Als ich zu dir zurückkehre erfasst du mit einem Blick was nun folgt und ein leises erwartungsfrohes Stöhnen entringt sich deinem Mund. Ich weise dich an, deine Lage so zu verändern, dass dein Arsch an der Bettkante zu liegen kommt und mir mit weit gespreizten Schenkeln deine Genitalien präsentiert werden. Um dich einzustimmen ramme dich dir unvermittelt mein Stiefelknie in den Sack und traktiere deine Genitalien mit mehreren festen Schlägen. Der erwartete Effekt lässt nicht lange auf sich warten, dein prächtiger Schwanz erwacht zu neuem leben und richtet sich keck wieder auf, nicht ganz, dennoch erreicht er eine sehenswerte Grösse, ich ergötze mich an deinem gepeinigten, jedoch durch Lust geprägtes Stöhnen.

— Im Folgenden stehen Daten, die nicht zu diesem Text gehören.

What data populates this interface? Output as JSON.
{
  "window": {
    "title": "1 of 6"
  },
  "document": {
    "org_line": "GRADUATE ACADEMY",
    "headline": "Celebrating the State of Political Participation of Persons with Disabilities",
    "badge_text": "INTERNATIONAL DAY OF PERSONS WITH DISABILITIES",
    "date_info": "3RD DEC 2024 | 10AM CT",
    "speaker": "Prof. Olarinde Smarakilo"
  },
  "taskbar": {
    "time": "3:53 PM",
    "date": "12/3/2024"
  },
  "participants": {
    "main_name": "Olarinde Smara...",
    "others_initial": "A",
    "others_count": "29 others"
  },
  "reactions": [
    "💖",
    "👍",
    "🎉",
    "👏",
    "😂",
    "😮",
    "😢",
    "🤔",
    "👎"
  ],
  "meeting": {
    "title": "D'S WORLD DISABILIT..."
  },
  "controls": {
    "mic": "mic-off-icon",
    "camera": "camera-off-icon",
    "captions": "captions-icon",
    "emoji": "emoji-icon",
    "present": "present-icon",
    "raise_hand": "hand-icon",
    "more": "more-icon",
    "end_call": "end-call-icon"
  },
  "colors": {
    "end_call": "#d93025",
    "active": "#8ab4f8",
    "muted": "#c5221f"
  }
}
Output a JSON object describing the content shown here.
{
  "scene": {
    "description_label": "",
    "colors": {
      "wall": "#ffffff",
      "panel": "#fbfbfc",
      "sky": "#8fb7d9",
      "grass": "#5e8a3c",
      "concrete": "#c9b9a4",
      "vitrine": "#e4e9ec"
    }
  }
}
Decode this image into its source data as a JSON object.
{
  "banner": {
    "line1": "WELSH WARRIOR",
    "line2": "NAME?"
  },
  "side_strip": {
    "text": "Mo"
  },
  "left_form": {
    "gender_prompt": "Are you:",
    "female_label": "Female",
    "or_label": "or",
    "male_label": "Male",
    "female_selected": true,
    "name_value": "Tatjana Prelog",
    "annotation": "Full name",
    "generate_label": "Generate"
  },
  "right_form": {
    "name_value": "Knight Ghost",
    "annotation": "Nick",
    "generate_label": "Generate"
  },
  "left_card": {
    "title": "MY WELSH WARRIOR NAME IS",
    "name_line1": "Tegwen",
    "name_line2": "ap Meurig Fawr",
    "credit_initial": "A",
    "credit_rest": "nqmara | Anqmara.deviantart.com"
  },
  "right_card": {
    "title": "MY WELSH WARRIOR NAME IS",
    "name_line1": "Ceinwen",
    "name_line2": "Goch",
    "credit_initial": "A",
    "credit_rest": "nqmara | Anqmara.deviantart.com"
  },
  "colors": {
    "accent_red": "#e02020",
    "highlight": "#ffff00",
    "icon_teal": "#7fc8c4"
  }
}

Dann mache ich mich zwischen deinen Beinen zu schaffen und befestige mit geübten Handgriffen die Gewichte an deinem Schwanz und Sack, die durch deine Position sofort ihre volle Wirkung erzielen. Um diese zu verstärken, drücke ich abermals meine Nägel unter der Eichel in dein Lustfleisch und meine Geilheit nimmt bei deiner intensiven sicht- und hörbaren Reaktion zu. Ich spüre wie mein köstlicher saft aus meiner Lustgrotte rinnt. Noch ein letzter fester griff an die malträtierten Eier, dann sorge ich dafür, dass deine Beine gespreizt bleiben, indem ich sie an den zu beiden Seiten des Bettes angebrachten Fussschlaufen fixiere.
Ich trete einen schritt zurück und gönne mir den herrlichen Anblick deiner Lustqualen, du windest dich, versuchst zum wiederholten male dich deiner Fesseln zu entledigen, wohl wissend um die Sinnlosigkeit dieses Unterfangens.
Ich setze mich auf dich, die Stiefel zu beiden Seiten deines Körpers aufgestellt und benetze deinen Leib mit meinem Saft, den ich durch auf- und abrutschen lustvoll verteile. Dann beuge ich mich vor, präsentiere dir meine wogenden Glocken und sofort öffnet sich den Lutschmaul um sie zu erreichen.
Diesmal gewähre ich dir diese Gunst und leise stöhnend gibst du dich deiner Aufgabe hin. Du leckst, saugst und lutscht geräuschvoll und vor allem mich weiter erregend meine aufgerichteten Nippel. Abwechselnd darfst du meine brüste verwöhnen und ich beginne, mich zu fingern, reibe meine Klit und spüre nach wenigen Minuten, den sich ankündigen Höhepunkt. Hingabevoll saugst du weiter und kurz darauf überrollt mich die woge eine heftigen Orgasmus, von einem lauten schrei begleitet, es dauert einen Moment, bis die Nachwirkungen abklingen und noch heftig atmend entziehe ich dir meine Brüte.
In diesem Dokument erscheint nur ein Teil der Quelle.